What does each sign teach us?
I’ve done the first two as examples – you do the rest!
2:1-12 (verse 11) Mary trusted Jesus – Jesus respected Mary – the new wine is superior to the old, as is everything in Jesus’ Messianic age.
4:45-54 (verses 48 and 54) An important man but unable to sort this problem himself –
Jesus could and He did. The important man and his household believed.
6:1-14 (verses 2 and 14)
11:38-44, (see description in 12:18)
Note: Some add an eighth sign as 21:1-14, after Jesus’ resurrection.
John does say in 20:30 he knew of more than seven.

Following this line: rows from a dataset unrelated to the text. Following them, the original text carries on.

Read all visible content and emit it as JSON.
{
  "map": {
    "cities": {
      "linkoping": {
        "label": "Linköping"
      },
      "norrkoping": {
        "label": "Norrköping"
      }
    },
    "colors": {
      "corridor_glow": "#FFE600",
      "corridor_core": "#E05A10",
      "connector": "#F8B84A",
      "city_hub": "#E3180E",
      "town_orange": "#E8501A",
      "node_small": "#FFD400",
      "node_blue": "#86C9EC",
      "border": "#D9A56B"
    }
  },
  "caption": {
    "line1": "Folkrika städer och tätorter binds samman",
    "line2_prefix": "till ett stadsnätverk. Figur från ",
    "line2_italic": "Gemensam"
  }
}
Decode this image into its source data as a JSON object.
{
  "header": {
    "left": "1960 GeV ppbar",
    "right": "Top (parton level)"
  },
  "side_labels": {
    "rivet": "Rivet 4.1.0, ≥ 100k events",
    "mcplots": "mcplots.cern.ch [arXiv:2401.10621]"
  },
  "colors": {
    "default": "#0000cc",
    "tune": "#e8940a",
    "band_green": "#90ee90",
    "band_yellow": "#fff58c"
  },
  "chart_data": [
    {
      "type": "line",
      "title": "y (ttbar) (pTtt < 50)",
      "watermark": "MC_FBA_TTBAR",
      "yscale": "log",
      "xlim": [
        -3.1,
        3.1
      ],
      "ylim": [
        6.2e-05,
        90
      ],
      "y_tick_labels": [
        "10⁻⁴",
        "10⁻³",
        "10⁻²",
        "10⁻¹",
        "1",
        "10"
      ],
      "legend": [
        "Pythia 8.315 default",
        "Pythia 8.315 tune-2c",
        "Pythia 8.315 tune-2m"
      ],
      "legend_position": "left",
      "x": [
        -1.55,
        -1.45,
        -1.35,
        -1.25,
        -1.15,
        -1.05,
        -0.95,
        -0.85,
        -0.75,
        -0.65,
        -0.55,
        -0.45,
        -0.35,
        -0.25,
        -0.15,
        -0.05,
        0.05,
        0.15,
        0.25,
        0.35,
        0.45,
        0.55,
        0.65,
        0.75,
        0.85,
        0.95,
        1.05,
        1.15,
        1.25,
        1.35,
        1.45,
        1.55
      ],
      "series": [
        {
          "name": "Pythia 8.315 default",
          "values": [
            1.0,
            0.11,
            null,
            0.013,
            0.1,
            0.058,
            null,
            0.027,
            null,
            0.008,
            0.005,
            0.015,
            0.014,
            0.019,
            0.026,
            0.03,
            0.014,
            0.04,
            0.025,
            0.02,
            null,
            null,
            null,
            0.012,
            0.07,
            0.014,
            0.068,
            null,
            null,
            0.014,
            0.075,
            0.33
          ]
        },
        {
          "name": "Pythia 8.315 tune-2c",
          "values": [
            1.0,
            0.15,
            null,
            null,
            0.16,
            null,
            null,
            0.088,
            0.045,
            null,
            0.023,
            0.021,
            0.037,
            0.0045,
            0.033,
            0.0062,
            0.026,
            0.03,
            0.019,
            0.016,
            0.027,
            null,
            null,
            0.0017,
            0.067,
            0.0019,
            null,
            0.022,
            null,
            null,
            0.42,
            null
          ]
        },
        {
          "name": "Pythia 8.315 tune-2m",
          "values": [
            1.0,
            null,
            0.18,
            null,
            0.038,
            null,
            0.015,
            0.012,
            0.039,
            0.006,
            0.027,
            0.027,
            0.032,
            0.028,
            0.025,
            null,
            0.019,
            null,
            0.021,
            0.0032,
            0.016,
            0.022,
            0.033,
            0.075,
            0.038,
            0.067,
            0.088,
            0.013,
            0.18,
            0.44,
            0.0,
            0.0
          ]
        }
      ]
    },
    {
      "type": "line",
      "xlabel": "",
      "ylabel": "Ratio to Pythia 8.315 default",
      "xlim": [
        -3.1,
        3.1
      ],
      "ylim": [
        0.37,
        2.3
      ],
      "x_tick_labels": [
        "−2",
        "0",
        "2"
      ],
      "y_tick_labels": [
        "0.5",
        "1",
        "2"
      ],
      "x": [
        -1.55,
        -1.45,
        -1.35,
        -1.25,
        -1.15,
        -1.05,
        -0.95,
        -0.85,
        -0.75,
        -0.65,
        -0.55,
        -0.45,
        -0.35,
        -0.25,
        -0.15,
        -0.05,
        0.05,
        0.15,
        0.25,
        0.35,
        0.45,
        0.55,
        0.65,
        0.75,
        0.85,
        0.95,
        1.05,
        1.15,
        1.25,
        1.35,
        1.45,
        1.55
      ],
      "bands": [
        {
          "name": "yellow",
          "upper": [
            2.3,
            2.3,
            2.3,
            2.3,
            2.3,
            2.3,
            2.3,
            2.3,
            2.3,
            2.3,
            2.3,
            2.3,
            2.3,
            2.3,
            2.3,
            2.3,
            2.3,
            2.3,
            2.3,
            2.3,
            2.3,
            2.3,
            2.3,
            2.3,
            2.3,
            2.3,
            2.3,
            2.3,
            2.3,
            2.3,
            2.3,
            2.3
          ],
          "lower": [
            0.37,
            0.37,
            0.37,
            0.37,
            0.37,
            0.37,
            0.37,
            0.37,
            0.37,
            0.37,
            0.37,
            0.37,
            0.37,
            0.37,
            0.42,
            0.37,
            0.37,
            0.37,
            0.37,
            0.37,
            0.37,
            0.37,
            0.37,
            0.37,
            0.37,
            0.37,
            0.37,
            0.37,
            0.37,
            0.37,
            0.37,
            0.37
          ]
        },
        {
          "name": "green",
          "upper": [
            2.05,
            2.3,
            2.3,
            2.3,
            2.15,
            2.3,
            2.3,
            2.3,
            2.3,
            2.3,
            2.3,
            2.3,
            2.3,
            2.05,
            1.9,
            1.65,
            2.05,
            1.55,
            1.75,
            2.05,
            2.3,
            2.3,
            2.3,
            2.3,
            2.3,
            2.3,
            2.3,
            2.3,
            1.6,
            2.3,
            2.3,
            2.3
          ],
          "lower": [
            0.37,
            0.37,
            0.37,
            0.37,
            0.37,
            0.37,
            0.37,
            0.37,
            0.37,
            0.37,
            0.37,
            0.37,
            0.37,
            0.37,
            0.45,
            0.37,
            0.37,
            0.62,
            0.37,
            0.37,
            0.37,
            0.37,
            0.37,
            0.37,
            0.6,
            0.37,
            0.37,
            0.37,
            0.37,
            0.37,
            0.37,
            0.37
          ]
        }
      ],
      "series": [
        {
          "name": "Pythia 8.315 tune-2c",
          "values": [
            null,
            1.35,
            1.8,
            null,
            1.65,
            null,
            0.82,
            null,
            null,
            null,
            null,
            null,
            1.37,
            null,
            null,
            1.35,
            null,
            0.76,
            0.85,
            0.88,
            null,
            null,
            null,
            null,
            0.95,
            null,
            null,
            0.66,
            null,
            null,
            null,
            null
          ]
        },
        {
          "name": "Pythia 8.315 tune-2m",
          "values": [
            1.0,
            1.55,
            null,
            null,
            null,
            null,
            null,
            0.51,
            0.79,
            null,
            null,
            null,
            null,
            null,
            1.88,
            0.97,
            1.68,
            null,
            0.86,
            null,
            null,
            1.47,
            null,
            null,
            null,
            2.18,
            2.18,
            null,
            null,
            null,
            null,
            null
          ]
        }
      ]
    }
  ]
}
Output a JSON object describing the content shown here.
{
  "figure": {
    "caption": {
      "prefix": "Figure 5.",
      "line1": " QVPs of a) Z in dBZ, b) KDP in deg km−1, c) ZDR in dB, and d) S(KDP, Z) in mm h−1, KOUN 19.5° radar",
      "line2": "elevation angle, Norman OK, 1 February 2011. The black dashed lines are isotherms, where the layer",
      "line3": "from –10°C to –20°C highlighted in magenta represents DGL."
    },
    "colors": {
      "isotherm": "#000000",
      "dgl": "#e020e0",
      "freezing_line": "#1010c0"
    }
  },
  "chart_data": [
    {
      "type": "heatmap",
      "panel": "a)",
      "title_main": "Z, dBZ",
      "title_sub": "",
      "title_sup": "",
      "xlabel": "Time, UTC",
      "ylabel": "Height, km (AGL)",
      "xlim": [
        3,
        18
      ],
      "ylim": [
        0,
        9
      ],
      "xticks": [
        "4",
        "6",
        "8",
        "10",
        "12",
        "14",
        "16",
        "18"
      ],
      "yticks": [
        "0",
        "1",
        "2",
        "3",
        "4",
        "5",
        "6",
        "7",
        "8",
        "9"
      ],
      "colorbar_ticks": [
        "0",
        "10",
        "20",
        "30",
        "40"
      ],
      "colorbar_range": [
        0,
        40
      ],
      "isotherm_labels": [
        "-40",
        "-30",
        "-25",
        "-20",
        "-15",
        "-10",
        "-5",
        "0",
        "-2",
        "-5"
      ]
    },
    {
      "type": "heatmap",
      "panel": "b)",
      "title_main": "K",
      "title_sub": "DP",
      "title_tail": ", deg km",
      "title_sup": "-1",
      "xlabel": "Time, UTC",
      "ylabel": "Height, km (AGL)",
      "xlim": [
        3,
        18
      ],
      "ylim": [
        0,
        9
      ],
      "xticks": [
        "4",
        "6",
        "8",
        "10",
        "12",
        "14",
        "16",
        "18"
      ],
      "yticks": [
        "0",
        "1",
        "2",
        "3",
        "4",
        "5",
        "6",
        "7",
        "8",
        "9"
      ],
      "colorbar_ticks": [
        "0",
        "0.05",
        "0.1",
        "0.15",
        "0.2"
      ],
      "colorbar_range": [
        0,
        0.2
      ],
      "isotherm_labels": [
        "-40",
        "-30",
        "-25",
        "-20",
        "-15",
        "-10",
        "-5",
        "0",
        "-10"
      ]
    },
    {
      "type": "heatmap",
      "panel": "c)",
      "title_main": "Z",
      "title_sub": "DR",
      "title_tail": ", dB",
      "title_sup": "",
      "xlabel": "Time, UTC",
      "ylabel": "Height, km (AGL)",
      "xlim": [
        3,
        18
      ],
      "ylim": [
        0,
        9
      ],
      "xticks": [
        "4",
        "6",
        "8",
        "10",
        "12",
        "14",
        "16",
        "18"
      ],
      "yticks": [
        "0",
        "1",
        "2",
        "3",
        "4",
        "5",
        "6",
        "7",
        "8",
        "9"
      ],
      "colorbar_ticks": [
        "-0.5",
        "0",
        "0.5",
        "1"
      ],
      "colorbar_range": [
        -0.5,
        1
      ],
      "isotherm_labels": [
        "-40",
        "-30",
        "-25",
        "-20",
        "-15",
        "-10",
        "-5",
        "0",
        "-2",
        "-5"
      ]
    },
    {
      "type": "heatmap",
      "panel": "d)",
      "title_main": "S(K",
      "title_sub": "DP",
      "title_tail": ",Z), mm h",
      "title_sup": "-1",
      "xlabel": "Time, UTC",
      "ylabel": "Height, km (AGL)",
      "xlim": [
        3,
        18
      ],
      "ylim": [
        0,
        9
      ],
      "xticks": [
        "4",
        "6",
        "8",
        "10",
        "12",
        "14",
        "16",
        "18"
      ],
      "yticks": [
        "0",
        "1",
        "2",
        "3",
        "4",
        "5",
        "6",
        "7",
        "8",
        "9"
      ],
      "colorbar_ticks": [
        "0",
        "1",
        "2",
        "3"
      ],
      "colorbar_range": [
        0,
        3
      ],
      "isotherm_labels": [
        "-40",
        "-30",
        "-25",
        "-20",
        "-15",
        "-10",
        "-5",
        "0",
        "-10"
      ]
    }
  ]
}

Seven ‘I am’s. ‘I am’ is a phrase we all use, but Jesus is using it with reference to the name of God, compare Exodus 3:14, John 8:58.
Check the verse or verses in the Gospel of John. Check the cross references if there are any.
Put your thoughts together.
What do each of these ‘I am’s that Jesus says mean for you?
10:7 and 9
10:11 and 14
15:1 and 5
Section three: John uses the word ‘signs’ rather than miracles. Some English translations use the words ‘miraculous signs’ – they point to Who Jesus really is. John records at least seven signs.
What does each sign teach us?
7. 11:38-44, 12:18
Section four: John also records seven occasions when Jesus describes Himself. He begins with the words, ‘I am’.
How does each ‘I am’, describing something of Jesus, help or encourage you?
6:51 compare John 1:14, Mark 14:22
8:12 compare John 1:9-12
10:7 and 9 Several shepherds would keep their sheep together in one enclosure
overnight, and employ an under shepherd to guard the single entrance.
10:11 and 14 What does a good shepherd do? Psalm 23:1-4
11:25 compare John 1:4, John 5:25-26
14:6 What is Jesus saying? He is the Way to _ _ _
He is the Truth about _ _ _
He is the Life of _ _ _
15:1 and 5 compare Ephesians 2:10, Colossians 2:6-7
John has presented Jesus as the powerful and caring Son of God.